The death of Sir Alan Goodison means that Vicars of Hampstead will no longer go in fear of headlines in the local papers beginning, "Former ambassador attacks . . ." Goodison was a Licensed Reader in the Church of England and preached regularly at Hampstead Parish Church in north London after his retirement from the Diplomatic Service in 1986. In recent years his sermons appeared on the parish website and were thus easily accessible to local journalists.

As a diplomat he had not been afraid of expressing himself forcefully even to prime ministers, notably James Callaghan and Margaret Thatcher, but it often seemed that when he went into the pulpit he felt able to throw off the shackles of diplomatic speech. St Paul, St Augustine, the Protestant reformers, former Popes and Nigerian and Australian archbishops could all come in for sharp criticism as Goodison preached his idiosyncratic but generous, just and liberal interpretation of the gospel, rooted in his deep sense of the love of God. He was also brilliant at guiding small discussion groups, where the speculations of other contributors were tempered by his wit and learning.

Having grown up in a Methodist household in Nottingham, he read German at Trinity College, Cambridge, and started his diplomatic career as an Arabist. He was first licensed as a Reader to the Anglican chaplaincy in Lisbon in 1959 and continued to preach on postings to Amman, Bonn and Rome. On retiring from his last post, as ambassador to the Republic of Ireland, where he played a significant role in the negotiation of the Anglo-Irish Agreement, he took first a Diploma and then an MA in Theology at King's College London.

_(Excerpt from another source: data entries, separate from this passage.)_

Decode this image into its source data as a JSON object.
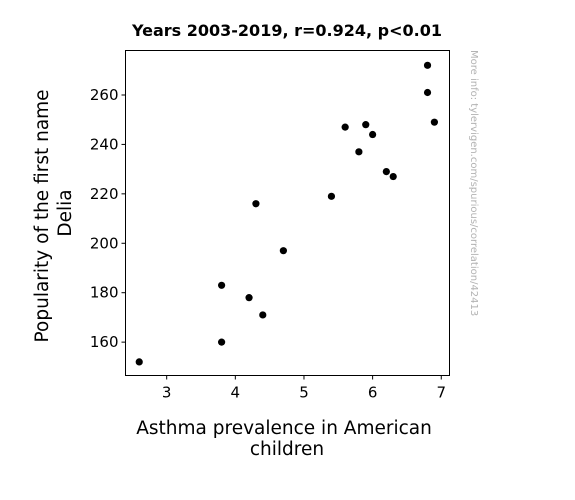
{
  "chart_data": {
    "type": "scatter",
    "title": "Years 2003-2019, r=0.924, p<0.01",
    "xlabel": [
      "Asthma prevalence in American",
      "children"
    ],
    "ylabel": [
      "Popularity of the first name",
      "Delia"
    ],
    "watermark": "More info: tylervigen.com/spurious/correlation/42413",
    "xlim": [
      2.4,
      7.12
    ],
    "ylim": [
      146.5,
      278
    ],
    "xticks": [
      3,
      4,
      5,
      6,
      7
    ],
    "yticks": [
      160,
      180,
      200,
      220,
      240,
      260
    ],
    "grid": false,
    "marker_color": "#000000",
    "points": [
      {
        "x": 2.6,
        "y": 152
      },
      {
        "x": 3.8,
        "y": 183
      },
      {
        "x": 3.8,
        "y": 160
      },
      {
        "x": 4.2,
        "y": 178
      },
      {
        "x": 4.3,
        "y": 216
      },
      {
        "x": 4.4,
        "y": 171
      },
      {
        "x": 4.7,
        "y": 197
      },
      {
        "x": 5.4,
        "y": 219
      },
      {
        "x": 5.6,
        "y": 247
      },
      {
        "x": 5.8,
        "y": 237
      },
      {
        "x": 5.9,
        "y": 248
      },
      {
        "x": 6.0,
        "y": 244
      },
      {
        "x": 6.2,
        "y": 229
      },
      {
        "x": 6.3,
        "y": 227
      },
      {
        "x": 6.8,
        "y": 272
      },
      {
        "x": 6.8,
        "y": 261
      },
      {
        "x": 6.9,
        "y": 249
      }
    ]
  }
}
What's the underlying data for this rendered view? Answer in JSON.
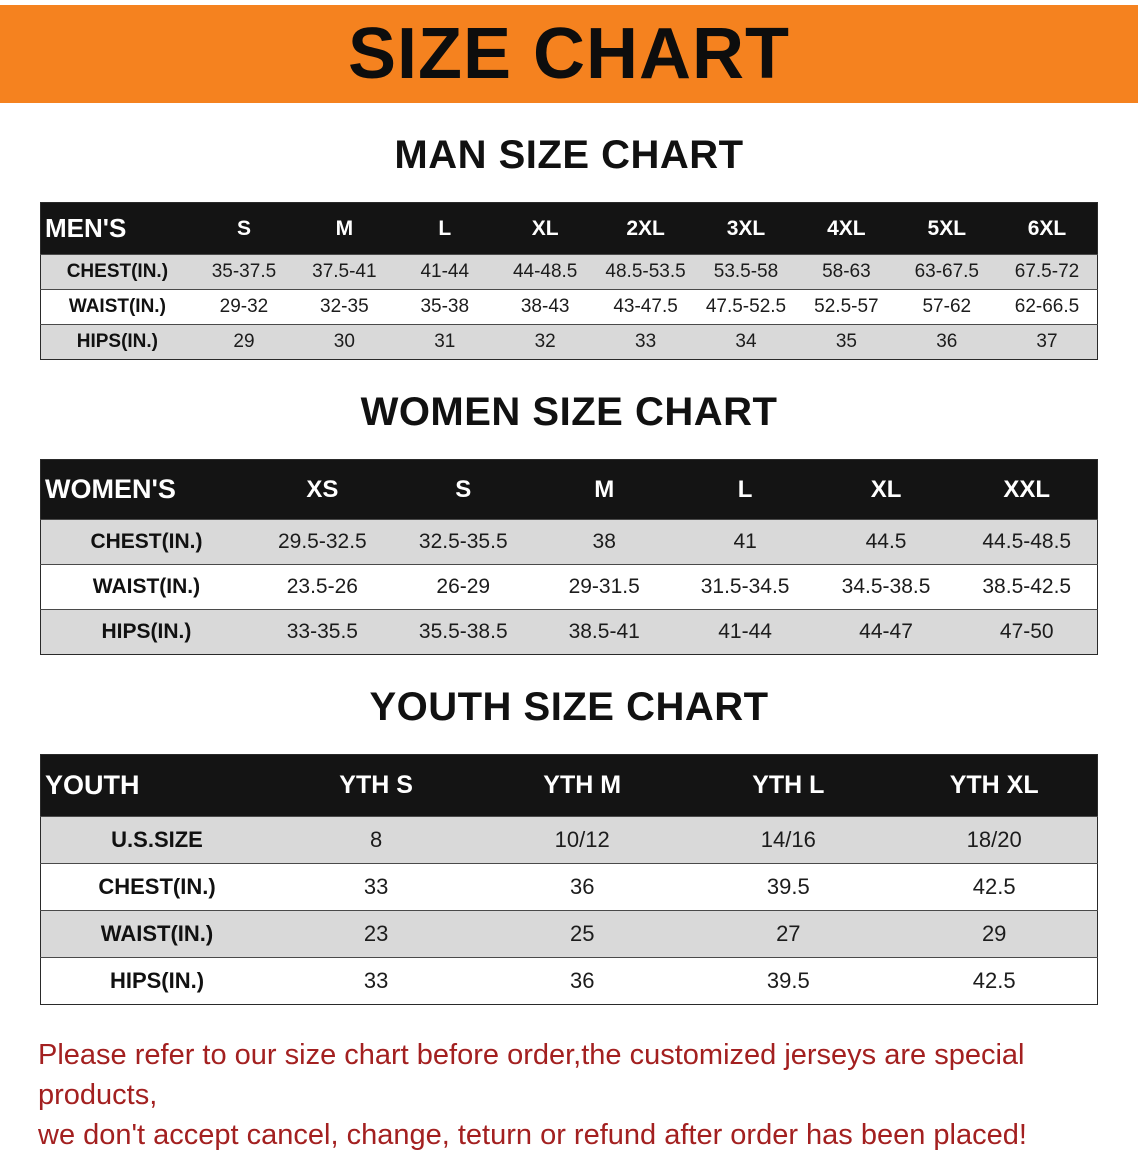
{
  "banner": {
    "title": "SIZE CHART"
  },
  "colors": {
    "banner_bg": "#F5821F",
    "table_header_bg": "#141414",
    "row_shade": "#d9d9d9",
    "footer_text": "#a32020"
  },
  "sections": {
    "men": {
      "heading": "MAN SIZE CHART",
      "table": {
        "header": [
          "MEN'S",
          "S",
          "M",
          "L",
          "XL",
          "2XL",
          "3XL",
          "4XL",
          "5XL",
          "6XL"
        ],
        "rows": [
          [
            "CHEST(IN.)",
            "35-37.5",
            "37.5-41",
            "41-44",
            "44-48.5",
            "48.5-53.5",
            "53.5-58",
            "58-63",
            "63-67.5",
            "67.5-72"
          ],
          [
            "WAIST(IN.)",
            "29-32",
            "32-35",
            "35-38",
            "38-43",
            "43-47.5",
            "47.5-52.5",
            "52.5-57",
            "57-62",
            "62-66.5"
          ],
          [
            "HIPS(IN.)",
            "29",
            "30",
            "31",
            "32",
            "33",
            "34",
            "35",
            "36",
            "37"
          ]
        ]
      }
    },
    "women": {
      "heading": "WOMEN SIZE CHART",
      "table": {
        "header": [
          "WOMEN'S",
          "XS",
          "S",
          "M",
          "L",
          "XL",
          "XXL"
        ],
        "rows": [
          [
            "CHEST(IN.)",
            "29.5-32.5",
            "32.5-35.5",
            "38",
            "41",
            "44.5",
            "44.5-48.5"
          ],
          [
            "WAIST(IN.)",
            "23.5-26",
            "26-29",
            "29-31.5",
            "31.5-34.5",
            "34.5-38.5",
            "38.5-42.5"
          ],
          [
            "HIPS(IN.)",
            "33-35.5",
            "35.5-38.5",
            "38.5-41",
            "41-44",
            "44-47",
            "47-50"
          ]
        ]
      }
    },
    "youth": {
      "heading": "YOUTH SIZE CHART",
      "table": {
        "header": [
          "YOUTH",
          "YTH S",
          "YTH M",
          "YTH L",
          "YTH XL"
        ],
        "rows": [
          [
            "U.S.SIZE",
            "8",
            "10/12",
            "14/16",
            "18/20"
          ],
          [
            "CHEST(IN.)",
            "33",
            "36",
            "39.5",
            "42.5"
          ],
          [
            "WAIST(IN.)",
            "23",
            "25",
            "27",
            "29"
          ],
          [
            "HIPS(IN.)",
            "33",
            "36",
            "39.5",
            "42.5"
          ]
        ]
      }
    }
  },
  "footer": {
    "line1": "Please refer to our size chart before order,the customized jerseys are special products,",
    "line2": "we don't accept cancel, change, teturn or refund after order has been placed!"
  }
}
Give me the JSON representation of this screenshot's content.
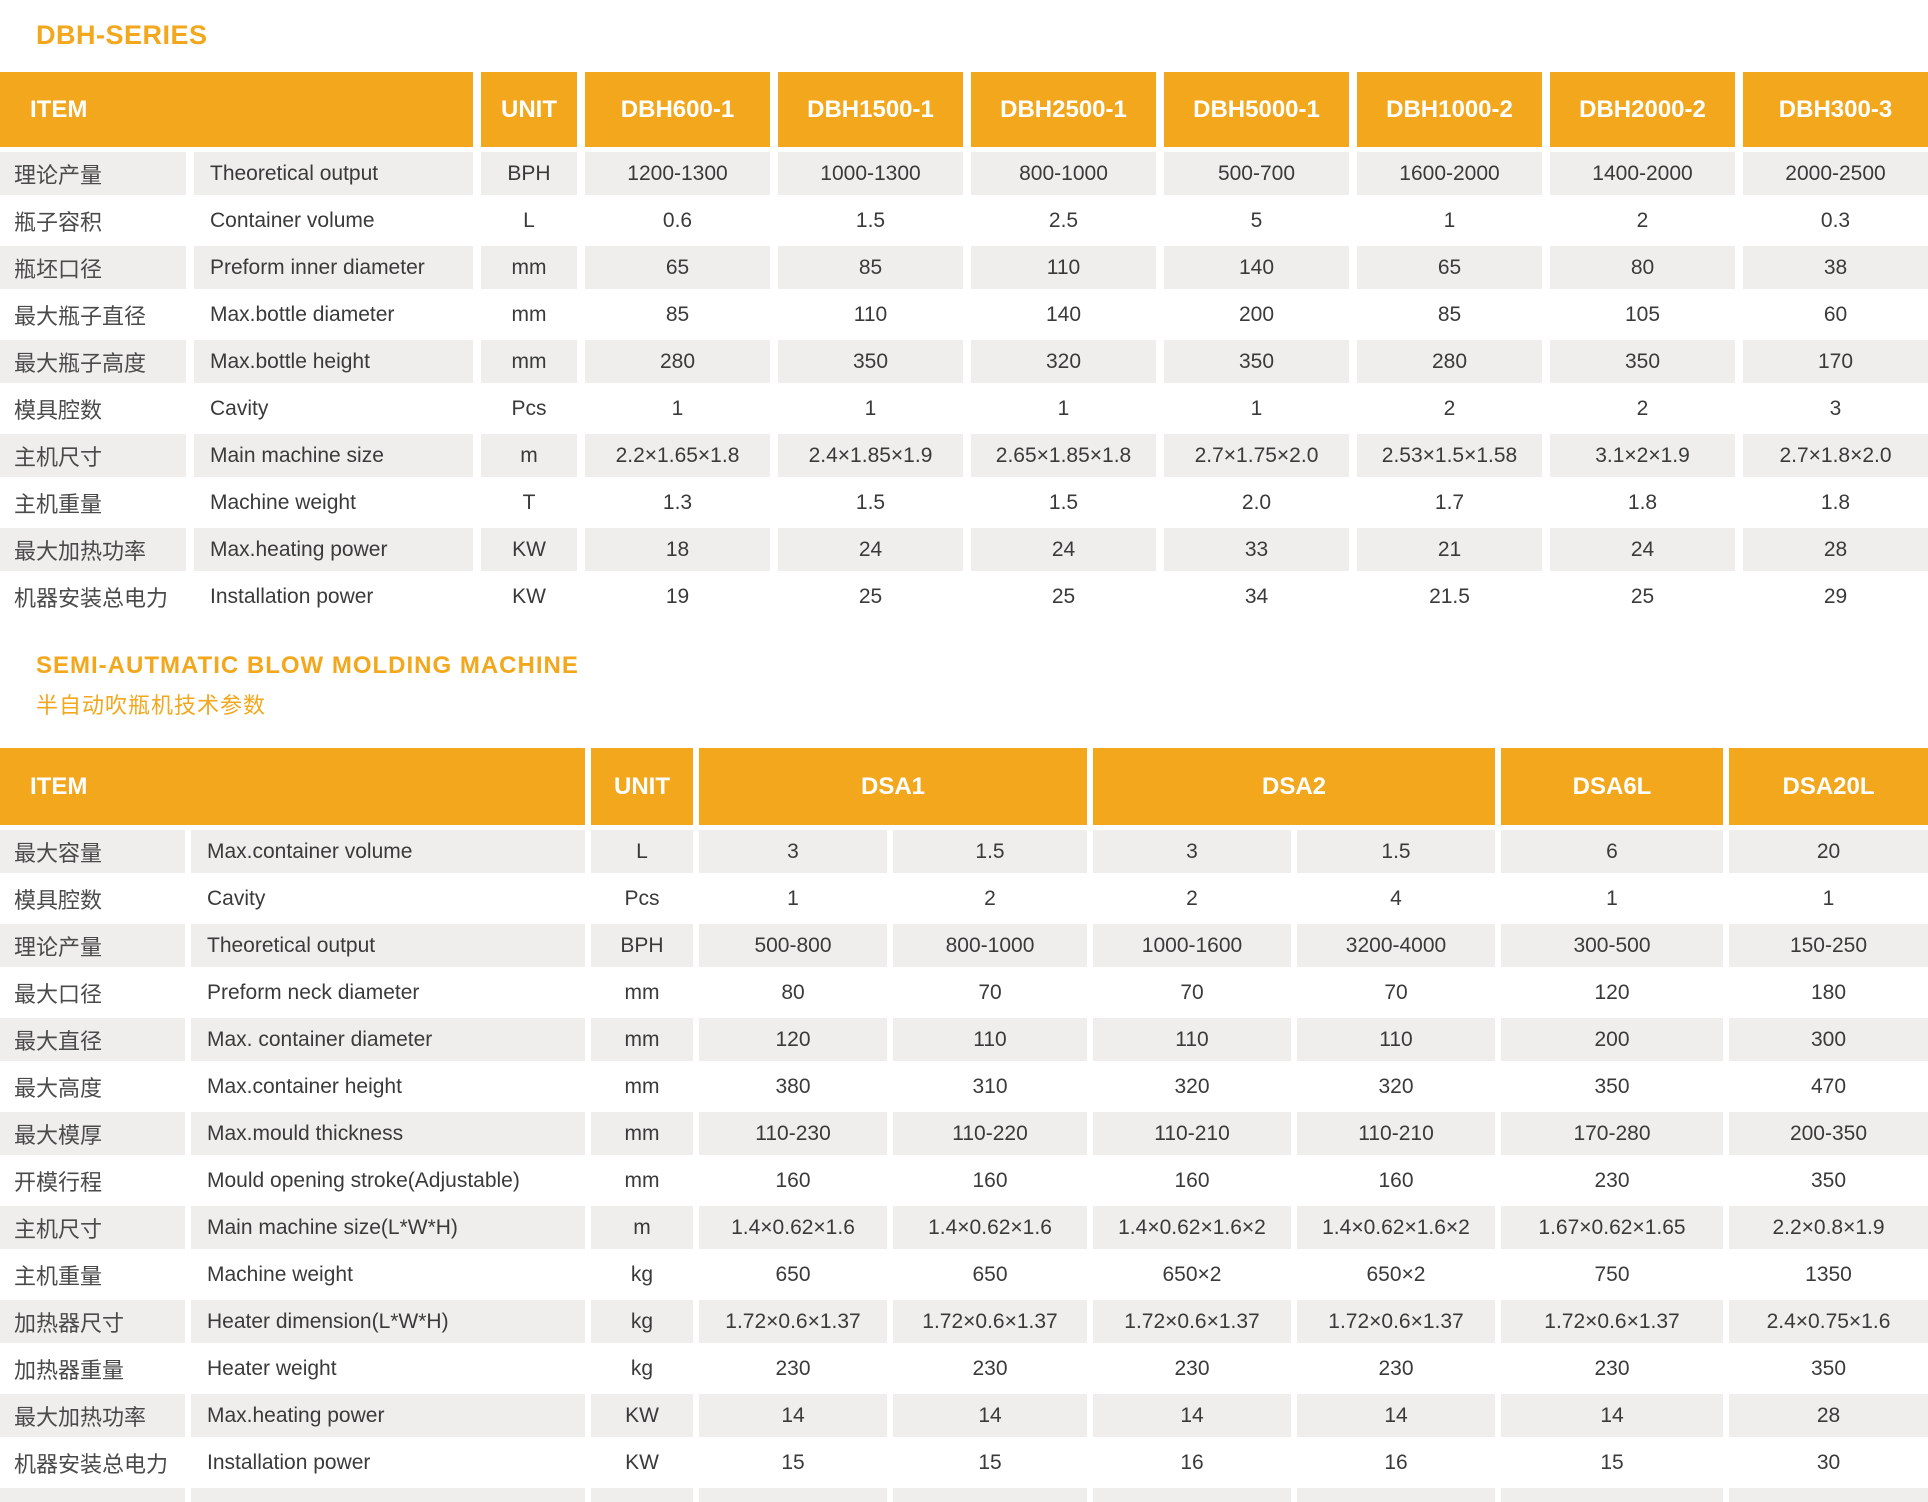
{
  "colors": {
    "accent": "#F2A71C",
    "row_grey": "#EFEEEC",
    "text": "#3A3A3A",
    "header_text": "#FFFFFF"
  },
  "section1": {
    "title": "DBH-SERIES",
    "table": {
      "item_header": "ITEM",
      "unit_header": "UNIT",
      "columns": [
        "DBH600-1",
        "DBH1500-1",
        "DBH2500-1",
        "DBH5000-1",
        "DBH1000-2",
        "DBH2000-2",
        "DBH300-3"
      ],
      "rows": [
        {
          "cn": "理论产量",
          "en": "Theoretical output",
          "unit": "BPH",
          "values": [
            "1200-1300",
            "1000-1300",
            "800-1000",
            "500-700",
            "1600-2000",
            "1400-2000",
            "2000-2500"
          ]
        },
        {
          "cn": "瓶子容积",
          "en": "Container volume",
          "unit": "L",
          "values": [
            "0.6",
            "1.5",
            "2.5",
            "5",
            "1",
            "2",
            "0.3"
          ]
        },
        {
          "cn": "瓶坯口径",
          "en": "Preform inner diameter",
          "unit": "mm",
          "values": [
            "65",
            "85",
            "110",
            "140",
            "65",
            "80",
            "38"
          ]
        },
        {
          "cn": "最大瓶子直径",
          "en": "Max.bottle diameter",
          "unit": "mm",
          "values": [
            "85",
            "110",
            "140",
            "200",
            "85",
            "105",
            "60"
          ]
        },
        {
          "cn": "最大瓶子高度",
          "en": "Max.bottle height",
          "unit": "mm",
          "values": [
            "280",
            "350",
            "320",
            "350",
            "280",
            "350",
            "170"
          ]
        },
        {
          "cn": "模具腔数",
          "en": "Cavity",
          "unit": "Pcs",
          "values": [
            "1",
            "1",
            "1",
            "1",
            "2",
            "2",
            "3"
          ]
        },
        {
          "cn": "主机尺寸",
          "en": "Main machine size",
          "unit": "m",
          "values": [
            "2.2×1.65×1.8",
            "2.4×1.85×1.9",
            "2.65×1.85×1.8",
            "2.7×1.75×2.0",
            "2.53×1.5×1.58",
            "3.1×2×1.9",
            "2.7×1.8×2.0"
          ]
        },
        {
          "cn": "主机重量",
          "en": "Machine weight",
          "unit": "T",
          "values": [
            "1.3",
            "1.5",
            "1.5",
            "2.0",
            "1.7",
            "1.8",
            "1.8"
          ]
        },
        {
          "cn": "最大加热功率",
          "en": "Max.heating power",
          "unit": "KW",
          "values": [
            "18",
            "24",
            "24",
            "33",
            "21",
            "24",
            "28"
          ]
        },
        {
          "cn": "机器安装总电力",
          "en": "Installation power",
          "unit": "KW",
          "values": [
            "19",
            "25",
            "25",
            "34",
            "21.5",
            "25",
            "29"
          ]
        }
      ]
    }
  },
  "section2": {
    "title": "SEMI-AUTMATIC BLOW MOLDING MACHINE",
    "subtitle": "半自动吹瓶机技术参数",
    "table": {
      "item_header": "ITEM",
      "unit_header": "UNIT",
      "column_groups": [
        {
          "label": "DSA1",
          "span": 2
        },
        {
          "label": "DSA2",
          "span": 2
        },
        {
          "label": "DSA6L",
          "span": 1
        },
        {
          "label": "DSA20L",
          "span": 1
        }
      ],
      "rows": [
        {
          "cn": "最大容量",
          "en": "Max.container volume",
          "unit": "L",
          "values": [
            "3",
            "1.5",
            "3",
            "1.5",
            "6",
            "20"
          ]
        },
        {
          "cn": "模具腔数",
          "en": "Cavity",
          "unit": "Pcs",
          "values": [
            "1",
            "2",
            "2",
            "4",
            "1",
            "1"
          ]
        },
        {
          "cn": "理论产量",
          "en": "Theoretical output",
          "unit": "BPH",
          "values": [
            "500-800",
            "800-1000",
            "1000-1600",
            "3200-4000",
            "300-500",
            "150-250"
          ]
        },
        {
          "cn": "最大口径",
          "en": "Preform neck diameter",
          "unit": "mm",
          "values": [
            "80",
            "70",
            "70",
            "70",
            "120",
            "180"
          ]
        },
        {
          "cn": "最大直径",
          "en": "Max. container diameter",
          "unit": "mm",
          "values": [
            "120",
            "110",
            "110",
            "110",
            "200",
            "300"
          ]
        },
        {
          "cn": "最大高度",
          "en": "Max.container height",
          "unit": "mm",
          "values": [
            "380",
            "310",
            "320",
            "320",
            "350",
            "470"
          ]
        },
        {
          "cn": "最大模厚",
          "en": "Max.mould thickness",
          "unit": "mm",
          "values": [
            "110-230",
            "110-220",
            "110-210",
            "110-210",
            "170-280",
            "200-350"
          ]
        },
        {
          "cn": "开模行程",
          "en": "Mould opening stroke(Adjustable)",
          "unit": "mm",
          "values": [
            "160",
            "160",
            "160",
            "160",
            "230",
            "350"
          ]
        },
        {
          "cn": "主机尺寸",
          "en": "Main machine size(L*W*H)",
          "unit": "m",
          "values": [
            "1.4×0.62×1.6",
            "1.4×0.62×1.6",
            "1.4×0.62×1.6×2",
            "1.4×0.62×1.6×2",
            "1.67×0.62×1.65",
            "2.2×0.8×1.9"
          ]
        },
        {
          "cn": "主机重量",
          "en": "Machine weight",
          "unit": "kg",
          "values": [
            "650",
            "650",
            "650×2",
            "650×2",
            "750",
            "1350"
          ]
        },
        {
          "cn": "加热器尺寸",
          "en": "Heater dimension(L*W*H)",
          "unit": "kg",
          "values": [
            "1.72×0.6×1.37",
            "1.72×0.6×1.37",
            "1.72×0.6×1.37",
            "1.72×0.6×1.37",
            "1.72×0.6×1.37",
            "2.4×0.75×1.6"
          ]
        },
        {
          "cn": "加热器重量",
          "en": "Heater weight",
          "unit": "kg",
          "values": [
            "230",
            "230",
            "230",
            "230",
            "230",
            "350"
          ]
        },
        {
          "cn": "最大加热功率",
          "en": "Max.heating power",
          "unit": "KW",
          "values": [
            "14",
            "14",
            "14",
            "14",
            "14",
            "28"
          ]
        },
        {
          "cn": "机器安装总电力",
          "en": "Installation power",
          "unit": "KW",
          "values": [
            "15",
            "15",
            "16",
            "16",
            "15",
            "30"
          ]
        }
      ]
    }
  }
}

His knowledge of Arabic language and culture and of the Koran made him sensitive to the need for, and difficulties of, interfaith dialogue. His experience of Roman Catholicism both in Rome, where he attended the funerals of Paul VI and John Paul I, and in Ireland, where he enjoyed theological discussions with the then Taoiseach, Garret Fitzgerald, made him a sympathetic if sometimes critical participant in ecumenical dialogue. His theological training, wide experience of the Church, warmth and insight into human character made him an ideal participant in the Church's selection processes for the ordained ministry.

It was on one such selection conference in 1989 that he preached a sermon about those times in his diplomatic career when he was reminded that he might at any minute be murdered (as had been his predecessor in Dublin, Christopher Ewart-Biggs, in 1976):

You have to be ready to say, "Father, into thy hands I commend my spirit", at any time, and you have to be ready to do it faster than you can say it . . . You can't wait for a crisis. You have to be with God already.

His sudden death as a result of a fall at the Globe Theatre makes those words peculiarly poignant.